# Understanding Cell Phone Technology: Information Content

Every message begins with an information source, like someone talking on a cell phone, or a computer transmitting a file across the internet.

A mathematician, Claude Shannon, came up with the idea in the 1940’s of the information content of a message, the essential elements of the message that have to be preserved in order to convey the original content intended.

The information content of a message is expressed in terms of the probabilities of its different possible symbols, and involves their logarithms. Shannon showed that the only suitable measure of information was, in fact, the thermodynamic entropy that we met two weeks ago.

Suppose I want to send one of eight letters. I could encode the letters as: 000, 001, 010, 011, 100, 101, 110, and 111. The log (base 2) of 2^3 is 3, that is, three bits of information need to be sent to denote each of the eight letters. If the probability of each letter is (p0, p1, p2, p3, p4, p5, p6, p7), then the measure of the amount of information is given by its entropy:

H = -[p0*log p0 + p1*log p1 + p2*log p2 + p3*log p3 + p4*log p4 + p5*log p5 + p6*log p6 + p7*log p7].

What’s that negative sign doing there? Probabilities are measured as values between 0 and 1. The log of a number between 0 and 1 is negative, and therefore the log of each probability above is negative. So the negative sign outside the expression just makes the overall sum positive.

Remember that entropy measures randomness. Things appear most random when all the probabilities are equal, which is when the entropy is maximized. The more equally likely symbols there are to choose from, the greater the entropy. Entropy is thought of as being measured in bits per symbol.

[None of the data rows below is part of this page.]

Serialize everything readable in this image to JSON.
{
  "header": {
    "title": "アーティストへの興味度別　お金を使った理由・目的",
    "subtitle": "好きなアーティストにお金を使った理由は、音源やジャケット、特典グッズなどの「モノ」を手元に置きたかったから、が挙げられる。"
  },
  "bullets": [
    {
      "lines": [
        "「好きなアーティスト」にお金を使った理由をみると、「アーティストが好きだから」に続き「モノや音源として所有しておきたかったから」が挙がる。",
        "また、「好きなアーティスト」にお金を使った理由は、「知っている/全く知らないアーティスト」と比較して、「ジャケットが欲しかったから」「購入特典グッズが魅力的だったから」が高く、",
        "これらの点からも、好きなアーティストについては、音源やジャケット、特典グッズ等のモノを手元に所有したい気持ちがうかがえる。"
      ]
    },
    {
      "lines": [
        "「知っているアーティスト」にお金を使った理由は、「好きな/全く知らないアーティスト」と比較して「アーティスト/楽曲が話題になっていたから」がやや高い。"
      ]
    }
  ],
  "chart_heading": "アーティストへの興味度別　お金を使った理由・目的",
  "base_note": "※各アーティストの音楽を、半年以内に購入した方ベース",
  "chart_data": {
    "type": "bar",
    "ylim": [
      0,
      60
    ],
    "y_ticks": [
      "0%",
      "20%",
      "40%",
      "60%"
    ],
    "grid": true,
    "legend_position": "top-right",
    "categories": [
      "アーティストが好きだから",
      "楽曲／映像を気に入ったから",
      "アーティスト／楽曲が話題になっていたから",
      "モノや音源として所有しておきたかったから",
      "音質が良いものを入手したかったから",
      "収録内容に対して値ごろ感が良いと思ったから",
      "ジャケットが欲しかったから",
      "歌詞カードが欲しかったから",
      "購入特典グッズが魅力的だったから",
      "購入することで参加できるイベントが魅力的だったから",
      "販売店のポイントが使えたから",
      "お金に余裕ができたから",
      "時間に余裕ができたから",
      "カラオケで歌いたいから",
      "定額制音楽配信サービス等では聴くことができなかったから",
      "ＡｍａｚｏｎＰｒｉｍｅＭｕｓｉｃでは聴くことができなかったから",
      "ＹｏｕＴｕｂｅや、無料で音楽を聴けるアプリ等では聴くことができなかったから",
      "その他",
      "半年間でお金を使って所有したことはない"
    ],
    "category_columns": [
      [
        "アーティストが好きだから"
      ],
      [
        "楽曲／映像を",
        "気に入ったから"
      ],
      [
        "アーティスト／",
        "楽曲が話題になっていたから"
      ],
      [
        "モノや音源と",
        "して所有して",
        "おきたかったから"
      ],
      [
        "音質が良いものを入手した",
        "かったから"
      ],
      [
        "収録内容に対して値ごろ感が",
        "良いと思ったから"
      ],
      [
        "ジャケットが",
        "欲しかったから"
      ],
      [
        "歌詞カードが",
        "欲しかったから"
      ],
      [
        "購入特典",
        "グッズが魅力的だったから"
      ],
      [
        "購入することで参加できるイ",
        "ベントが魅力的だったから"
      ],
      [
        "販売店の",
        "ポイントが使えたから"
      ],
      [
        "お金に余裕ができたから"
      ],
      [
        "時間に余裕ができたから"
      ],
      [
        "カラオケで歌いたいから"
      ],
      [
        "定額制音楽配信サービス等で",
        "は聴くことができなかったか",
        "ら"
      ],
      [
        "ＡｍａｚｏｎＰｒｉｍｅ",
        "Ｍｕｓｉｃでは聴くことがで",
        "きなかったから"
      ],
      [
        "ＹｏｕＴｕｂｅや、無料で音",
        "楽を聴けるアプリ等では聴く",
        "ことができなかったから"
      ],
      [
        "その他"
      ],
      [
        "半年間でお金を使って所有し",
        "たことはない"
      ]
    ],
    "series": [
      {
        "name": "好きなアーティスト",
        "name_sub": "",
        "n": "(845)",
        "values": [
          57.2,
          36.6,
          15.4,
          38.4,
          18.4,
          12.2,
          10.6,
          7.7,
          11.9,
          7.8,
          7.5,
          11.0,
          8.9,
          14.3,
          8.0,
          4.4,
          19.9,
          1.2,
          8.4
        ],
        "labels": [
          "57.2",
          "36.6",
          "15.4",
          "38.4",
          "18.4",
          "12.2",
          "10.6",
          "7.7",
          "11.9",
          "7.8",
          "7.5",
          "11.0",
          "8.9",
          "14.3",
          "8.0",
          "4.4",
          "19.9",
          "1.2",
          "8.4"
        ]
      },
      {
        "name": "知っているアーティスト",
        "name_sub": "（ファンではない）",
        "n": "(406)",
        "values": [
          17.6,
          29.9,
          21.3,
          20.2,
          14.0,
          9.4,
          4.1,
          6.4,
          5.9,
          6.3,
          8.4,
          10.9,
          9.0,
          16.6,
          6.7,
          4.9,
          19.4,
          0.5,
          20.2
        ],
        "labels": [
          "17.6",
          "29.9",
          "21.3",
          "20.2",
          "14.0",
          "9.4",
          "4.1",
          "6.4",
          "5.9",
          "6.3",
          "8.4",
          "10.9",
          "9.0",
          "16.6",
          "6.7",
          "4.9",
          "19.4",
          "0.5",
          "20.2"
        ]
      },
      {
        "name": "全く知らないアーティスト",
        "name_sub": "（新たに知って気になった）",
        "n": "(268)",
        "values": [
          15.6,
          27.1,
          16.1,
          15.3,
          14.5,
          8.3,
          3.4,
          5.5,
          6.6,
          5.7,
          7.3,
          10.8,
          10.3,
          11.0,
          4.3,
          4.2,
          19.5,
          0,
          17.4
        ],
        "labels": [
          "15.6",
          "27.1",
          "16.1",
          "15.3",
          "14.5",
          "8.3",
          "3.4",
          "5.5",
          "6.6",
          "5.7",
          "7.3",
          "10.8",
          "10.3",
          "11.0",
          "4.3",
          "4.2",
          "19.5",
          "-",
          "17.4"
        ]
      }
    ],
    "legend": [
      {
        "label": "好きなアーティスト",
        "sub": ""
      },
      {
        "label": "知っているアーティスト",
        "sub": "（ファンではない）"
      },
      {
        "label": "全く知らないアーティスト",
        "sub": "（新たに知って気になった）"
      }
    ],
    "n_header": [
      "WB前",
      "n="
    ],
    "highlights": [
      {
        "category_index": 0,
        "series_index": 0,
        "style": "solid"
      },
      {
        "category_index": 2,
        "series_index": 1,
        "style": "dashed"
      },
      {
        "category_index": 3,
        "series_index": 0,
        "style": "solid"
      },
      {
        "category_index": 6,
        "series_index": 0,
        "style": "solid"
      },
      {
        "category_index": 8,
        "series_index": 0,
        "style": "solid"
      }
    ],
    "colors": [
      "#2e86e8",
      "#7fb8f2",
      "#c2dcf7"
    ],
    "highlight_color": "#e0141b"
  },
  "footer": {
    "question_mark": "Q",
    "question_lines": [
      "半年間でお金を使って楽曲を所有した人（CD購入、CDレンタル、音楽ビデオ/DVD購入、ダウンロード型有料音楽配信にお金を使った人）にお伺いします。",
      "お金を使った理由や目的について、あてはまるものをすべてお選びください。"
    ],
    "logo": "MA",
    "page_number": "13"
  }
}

That’s a lot of words and complicated ideas, so let’s consider another example. Suppose that the letters A, B, C, D occur in a symbol stream with probabilities ½, ¼, 1/8 , and 1/8 respectively. Then the entropy is:

H = – (½ log ½ + ¼ log ¼ + 2/8 log 1/8) = -(-1/2 – 2/4 – 6/8) = 7/4 bits per symbol.

The maximum possible entropy would be achieved when each symbol was equally likely, i.e.

-( ¼ log ¼ + ¼ log ¼ + ¼ log ¼ + ¼ log ¼) = 2 bits per symbol.

We can use these ideas about entropy to design efficient codes for our alphabet. By efficient, we mean two things. First, the codes will compress the information to be sent using the statistics of the alphabet, just like Morse code did for telegraphic codes. Second, the codes can add back in some redundancy so can detect and correct errors in transmission. We’ll talk more about these ideas another day.

Closely related to information content or entropy is the idea of a channel capacity C, the amount of information a particular communications channel can carry, measured in units of bits per second. In his fundamental theorem for a noiseless channel, Shannon proved that there exists a way to encode the output of a source so as to transmit at a rate of C/H – epsilon (where epsilon is a very small number) symbols per second, but never at a rate exceeding C/H.

I’ve mentioned a lot of complicated ideas here. This is the field of information theory, and I’m only going to touch on the basic concepts, so don’t worry! We will use them in subsequent weeks as we continue to talk about cell phone technology.